Kampala, Uganda | THE INDEPENDENT | In-fighting is threatening to tear apart the Ugandans North American Association (UNAA).
The fights have intensified in the run-up to polls for new leadership later this year in Chicago USA. The fights revolve around the control of association’s bank accounts, suspension of some members and refusing others to run for leadership.
“Today, the organization is like a den of thieves – official accounts frozen, official websites were commandeered, suits and counter-suits, election rigging,” one member told URN. “You name it, we have it. It is like we are back in Uganda.”
The UNAA Electoral Commission on Tuesday, April 30 will finish accepting applications for leadership positions but some members are holding their breath unsure whether they would be accepted as candidates. UNAA is an important organisation that brings together diaspora Ugandans in America.
It promotes social, cultural and economic development of the Ugandan community in North America and beyond.
Ugandans in diaspora send money home in form of remittances, a crucial contribution to developing their home country.
Every year, members of parliament, ministers, journalists, opposition politicians and other Ugandans fly to the USA to attend the group’s annual general meeting.
However, amidst the pomp and merrymaking, each group seeks to control a piece of the association with government wanting to have those that identify with it in leadership while the opposition also wants those sympathetic with its struggle to control the association.
On the hand is a group led by Monday Atigo, the current association leader, and on the other Dr Daniel Kawuma who is aspiring to be president.
Dr Kawuma says that he had launched his campaigns in Boston and was submitting his application for the position of President of the association. “Some people are trying to frustrate my campaign but the job of the electoral commission is to decide who the candidates not the UNAA executive,” Kawuma said.
Dr Kawuma has been on suspension and some members in the current leadership didn’t want him to stand. But at the start of April, the UNAA council ruled that his suspension was illegal and his membership in the organisation be re-instated.

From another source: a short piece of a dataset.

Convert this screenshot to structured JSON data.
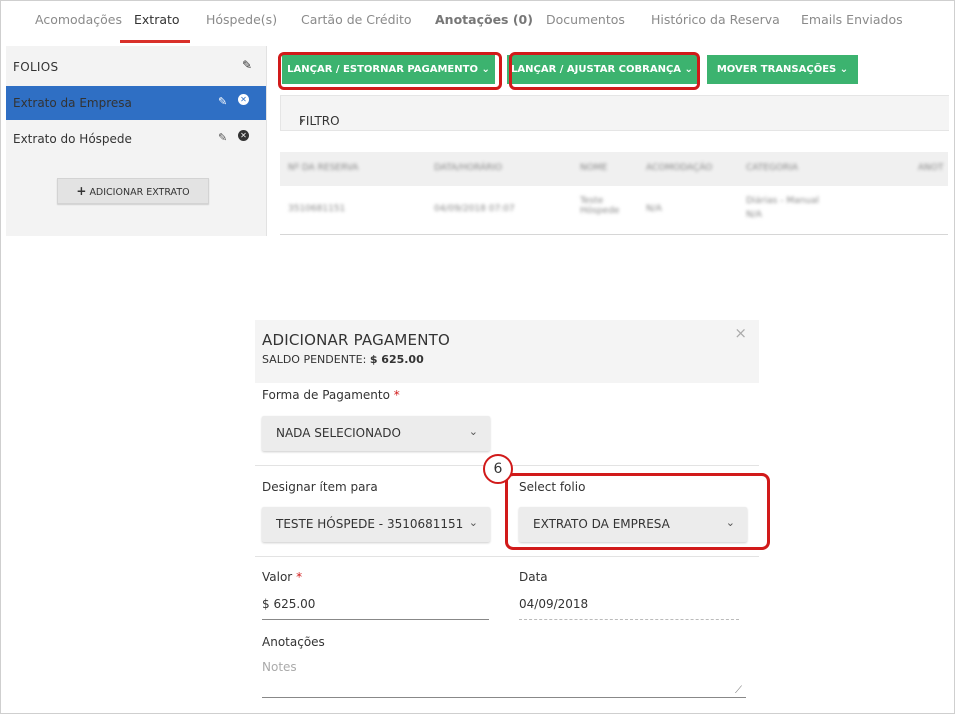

“The UNAA Council therefore at its special sitting of April 11, 2019, resolved that Dr Daniel Kawuma’s membership be reinstated/or he be allowed to renew his membership pending disposal of any petitions against his good standing or otherwise,” read an April 11, 2019 letter by Alex Ssemwanga, the UNAA council speaker.

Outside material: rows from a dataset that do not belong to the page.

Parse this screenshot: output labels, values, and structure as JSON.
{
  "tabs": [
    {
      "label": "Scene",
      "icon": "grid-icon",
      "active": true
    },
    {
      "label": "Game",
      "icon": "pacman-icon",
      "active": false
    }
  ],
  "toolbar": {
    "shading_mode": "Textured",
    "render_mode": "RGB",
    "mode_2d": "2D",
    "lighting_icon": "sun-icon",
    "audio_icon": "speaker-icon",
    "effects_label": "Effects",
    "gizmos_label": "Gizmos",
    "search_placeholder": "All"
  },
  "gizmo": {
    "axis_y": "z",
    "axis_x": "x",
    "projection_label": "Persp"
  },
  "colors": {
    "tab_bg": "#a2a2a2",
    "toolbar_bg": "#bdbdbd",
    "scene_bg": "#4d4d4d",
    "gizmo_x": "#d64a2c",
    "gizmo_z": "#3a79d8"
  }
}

The group led by Atigo is reluctant to do so, sparking the ire of some members.
In an April 15, 2019, letter Albert F. Bakasara Kazooba, the UNAA community leader for Tooro American Association, wrote that the association leaders [led by Atigo] were attempting to stop some people from running for presidency under the pretext that they sued the association.

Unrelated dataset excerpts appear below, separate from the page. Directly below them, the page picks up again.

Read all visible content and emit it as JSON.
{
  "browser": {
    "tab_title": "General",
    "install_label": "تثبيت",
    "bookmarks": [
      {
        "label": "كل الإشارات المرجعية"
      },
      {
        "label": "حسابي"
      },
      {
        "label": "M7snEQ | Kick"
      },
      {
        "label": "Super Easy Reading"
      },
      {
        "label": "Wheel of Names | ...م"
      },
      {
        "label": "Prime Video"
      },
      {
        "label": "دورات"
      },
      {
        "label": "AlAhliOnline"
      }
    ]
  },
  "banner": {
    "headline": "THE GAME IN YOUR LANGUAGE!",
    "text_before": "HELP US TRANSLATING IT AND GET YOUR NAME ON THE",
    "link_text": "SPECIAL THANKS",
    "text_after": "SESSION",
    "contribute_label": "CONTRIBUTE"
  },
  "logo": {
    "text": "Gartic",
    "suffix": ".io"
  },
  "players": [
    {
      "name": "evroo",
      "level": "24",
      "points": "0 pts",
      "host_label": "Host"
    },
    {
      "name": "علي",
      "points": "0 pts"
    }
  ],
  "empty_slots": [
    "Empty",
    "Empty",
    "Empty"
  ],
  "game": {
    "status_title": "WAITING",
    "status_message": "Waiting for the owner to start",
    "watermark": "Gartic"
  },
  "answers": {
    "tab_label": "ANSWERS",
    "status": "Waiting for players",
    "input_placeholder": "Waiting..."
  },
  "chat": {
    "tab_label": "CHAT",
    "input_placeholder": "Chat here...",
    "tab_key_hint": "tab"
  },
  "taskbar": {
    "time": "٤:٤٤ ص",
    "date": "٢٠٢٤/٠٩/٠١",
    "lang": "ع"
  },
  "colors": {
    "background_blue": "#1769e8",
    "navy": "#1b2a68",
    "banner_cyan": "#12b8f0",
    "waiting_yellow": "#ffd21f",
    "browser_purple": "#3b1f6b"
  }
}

“As a UNAA member and a community leader, I strongly object to such tactics. And despite what they may say or believe, the people who are engaging in these activities, are the ones who are undermining UNAA’s standing and credibility,” he wrote.
“We need to heal our community and you Mr Chairman [Atigo], can be one to take the first step regardless of which candidates you support, disqualifying Dr Kawuma would be a lowly and shady way of tipping the scales in the upcoming Chicago vote.”
The fights in UNAA have been on since September 2017 when a disputed election was won by Atigo. Dr Kawuma asked the UNAA board of trustees to investigate, and it found that up to 300 members who had voted had their membership questioned as they hadn’t paid membership fees or evidence of their payment could not be traced.
In February 2018, Kawuma organized an online poll which he won paving way for parallel leadership of the association. His leadership was overturned in June 2018 by a court in Massachusetts USA which ruled that Atigo was rightful UNAA leader.
Since then, Kawuma says, the Atigo group has worked to purge him and those seen to identify with him out of the association.
Another fight is on the control of the association’s finances. Every new member contributes $50 (180,000 shillings) as membership fee. Established members pay $20 (75000 shillings) for renewal annually. With membership running in thousands, the association corrects significant amount annually.
The government contributes $100,000 (375 million shillings) to the association to help run the association activities.
Different groups are fighting to control this money, with some going a mile further to change the signatures on the association accounts held at the Bank of America.
In one letter Arthur Nantamu, the association treasurer, who was the sole signatory to the UNAA accounts in the bank of America details how his signature was removed and two other members added without being notified, a case he says was pure fraud.
Peter Mukunya, UNAA secretary and Atigo, the president, effected the changes. The accounts are now frozen and there is court case ongoing to decide who should control the money.
These fights have infuriated new members, with one writing in the print media early this year:
“UNAA has totally been reduced [into] a fraud-laden organization that can’t organize its growing population both by birth and immigration.”
“I have been in America for 3 years now navigating through the murky waters on my own only to register my new membership to a confused group of people.”